Speaking in an interview with Primetime Reporters in Lagos on Nigeria’s exit from the economic recession, Chukwu said,”Let us look at what happened in the last of quarters, you will see a lot of job losses, an economic growth rate of 0.55% will not lead to massive job creation and giving the fact that that economic growth that we recorded largely came from the oil and gas sector and the oil and gas sector is not known to be a job creating sector of the economy yet it contributes an average of 9% to the GDP but it does not create jobs because we have not domesticated the value chain in that sector. We don’t have refineries, we don’t have petrochemicals.
“So, any expansion in the oil and gas sector will eventually translate to expansion in crude production. So, you are not going to see job creation because the oil and gas sector has recovered”.
He added that the non-oil sector that should be the job creation segment of the economy unfortunately, was growing at a slower rate saying that while the non-oil sector expanded by 0.72% in the first quarter of 2017, it further contracted to 0.45% in the second quarter of 2017 which meant that the job creating capabilities in the non-oil sector that should create jobs was declining.

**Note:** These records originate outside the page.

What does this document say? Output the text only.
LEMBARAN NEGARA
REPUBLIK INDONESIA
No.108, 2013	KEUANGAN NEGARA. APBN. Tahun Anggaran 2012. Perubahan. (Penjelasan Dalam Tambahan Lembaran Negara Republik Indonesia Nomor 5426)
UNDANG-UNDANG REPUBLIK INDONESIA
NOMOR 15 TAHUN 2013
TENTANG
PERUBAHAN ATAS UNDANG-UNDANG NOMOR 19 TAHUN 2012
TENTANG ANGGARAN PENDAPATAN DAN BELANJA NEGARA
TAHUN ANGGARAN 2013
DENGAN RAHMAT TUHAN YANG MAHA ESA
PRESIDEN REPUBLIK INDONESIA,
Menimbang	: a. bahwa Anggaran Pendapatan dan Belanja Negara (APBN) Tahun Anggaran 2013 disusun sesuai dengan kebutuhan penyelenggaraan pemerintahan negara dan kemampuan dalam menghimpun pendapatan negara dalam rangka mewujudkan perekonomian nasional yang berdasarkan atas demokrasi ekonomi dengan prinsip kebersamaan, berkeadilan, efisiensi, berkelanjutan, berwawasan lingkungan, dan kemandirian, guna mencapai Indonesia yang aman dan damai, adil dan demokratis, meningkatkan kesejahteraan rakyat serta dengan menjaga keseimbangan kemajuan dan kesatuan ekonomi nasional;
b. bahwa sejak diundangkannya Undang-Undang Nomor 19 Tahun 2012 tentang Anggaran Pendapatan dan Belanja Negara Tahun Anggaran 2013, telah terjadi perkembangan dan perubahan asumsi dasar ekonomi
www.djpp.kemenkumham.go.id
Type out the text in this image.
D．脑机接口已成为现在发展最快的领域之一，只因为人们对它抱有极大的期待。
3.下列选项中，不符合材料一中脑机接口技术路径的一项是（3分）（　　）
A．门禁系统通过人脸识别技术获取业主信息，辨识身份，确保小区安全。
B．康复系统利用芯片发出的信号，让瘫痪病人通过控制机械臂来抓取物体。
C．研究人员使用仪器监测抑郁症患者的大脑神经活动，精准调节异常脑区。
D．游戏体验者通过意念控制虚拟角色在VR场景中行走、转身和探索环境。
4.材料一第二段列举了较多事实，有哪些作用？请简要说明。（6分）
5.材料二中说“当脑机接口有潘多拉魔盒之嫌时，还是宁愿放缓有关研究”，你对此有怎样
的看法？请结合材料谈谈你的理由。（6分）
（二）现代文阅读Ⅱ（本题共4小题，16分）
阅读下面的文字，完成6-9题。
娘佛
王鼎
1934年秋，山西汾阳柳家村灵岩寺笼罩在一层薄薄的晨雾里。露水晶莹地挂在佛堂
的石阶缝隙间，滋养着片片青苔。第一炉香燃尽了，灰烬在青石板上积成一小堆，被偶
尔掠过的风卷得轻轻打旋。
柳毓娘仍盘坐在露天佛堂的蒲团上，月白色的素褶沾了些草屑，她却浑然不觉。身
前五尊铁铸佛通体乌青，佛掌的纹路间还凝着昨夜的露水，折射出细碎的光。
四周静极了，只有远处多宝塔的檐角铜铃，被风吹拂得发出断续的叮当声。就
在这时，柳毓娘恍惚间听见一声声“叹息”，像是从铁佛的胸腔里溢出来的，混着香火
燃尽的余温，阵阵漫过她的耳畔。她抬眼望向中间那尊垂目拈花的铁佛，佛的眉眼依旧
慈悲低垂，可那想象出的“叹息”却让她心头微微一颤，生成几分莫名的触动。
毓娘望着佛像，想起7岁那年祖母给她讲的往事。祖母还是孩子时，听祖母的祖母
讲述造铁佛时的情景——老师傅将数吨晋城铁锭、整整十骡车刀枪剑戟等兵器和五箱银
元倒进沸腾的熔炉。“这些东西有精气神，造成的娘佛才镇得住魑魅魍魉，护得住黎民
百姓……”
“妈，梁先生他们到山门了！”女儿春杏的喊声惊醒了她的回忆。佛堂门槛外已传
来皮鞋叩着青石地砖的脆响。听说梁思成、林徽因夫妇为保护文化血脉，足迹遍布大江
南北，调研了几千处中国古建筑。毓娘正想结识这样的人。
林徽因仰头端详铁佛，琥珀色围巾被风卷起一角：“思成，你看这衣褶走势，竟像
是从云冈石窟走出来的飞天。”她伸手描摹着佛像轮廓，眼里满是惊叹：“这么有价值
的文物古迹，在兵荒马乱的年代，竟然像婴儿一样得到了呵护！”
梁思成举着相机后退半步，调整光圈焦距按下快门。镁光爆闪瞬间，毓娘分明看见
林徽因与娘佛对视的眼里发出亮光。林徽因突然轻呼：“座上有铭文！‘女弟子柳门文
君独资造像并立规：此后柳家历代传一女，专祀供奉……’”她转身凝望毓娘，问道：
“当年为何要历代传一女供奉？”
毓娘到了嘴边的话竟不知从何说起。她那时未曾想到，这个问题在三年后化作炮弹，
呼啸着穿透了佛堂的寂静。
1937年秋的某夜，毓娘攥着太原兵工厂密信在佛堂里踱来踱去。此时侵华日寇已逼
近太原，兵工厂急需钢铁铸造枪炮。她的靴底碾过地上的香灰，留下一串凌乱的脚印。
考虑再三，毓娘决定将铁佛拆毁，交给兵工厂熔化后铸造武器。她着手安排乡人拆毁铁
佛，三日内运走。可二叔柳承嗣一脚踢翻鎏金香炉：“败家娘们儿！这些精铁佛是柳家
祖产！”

“If you want to drive job creation, you look at the agricultural sector. The agricultural sector grew by 3.35% in the first quarter and 3.03% in the second quarter. So, you are seeing a decline, the agricultural sector has been declining since the second quarter of 2016 when it was 4.5%.
“If you go to the manufacturing sector, it grew by 1.3% in the first quarter of 2017 only to grow by 0.6% in the second quarter of 2017. These are the key sectors that are supposed to create employment. The other employment creating sector of the economy, the real estate sector is still in a recession, the trade sector is still in recession. Trade accounts for about 17% of the GDP, real estate about 8%, they are still in recession. So, the sectors that will create jobs are not expanding. Even though they are expanding, they are expanding at a slower rate”, he said.
Mr. Chukwu maintained that one had to put things in proper context for him to understand that the fact that the economy turned positive may nit mean that jobs will be created and that the standard of living will improve.
He continued,”If you further drive it down , today, we are dealing with an inflation rate of 16.05%. The year on year inflation rate simply means that the value or cost of goods have increased by 16.05% when compared with the prices they were last year.
“So, for the average wage earner, the real value of his income is still deteriorating, it is still being eroded at the rate of 16.05%. So, his standard of living cannot be improved in one year, the purchasing power of his earning is eroding. So, the average man on the street is not yet likely to get any major relief just because the economy has turned around”.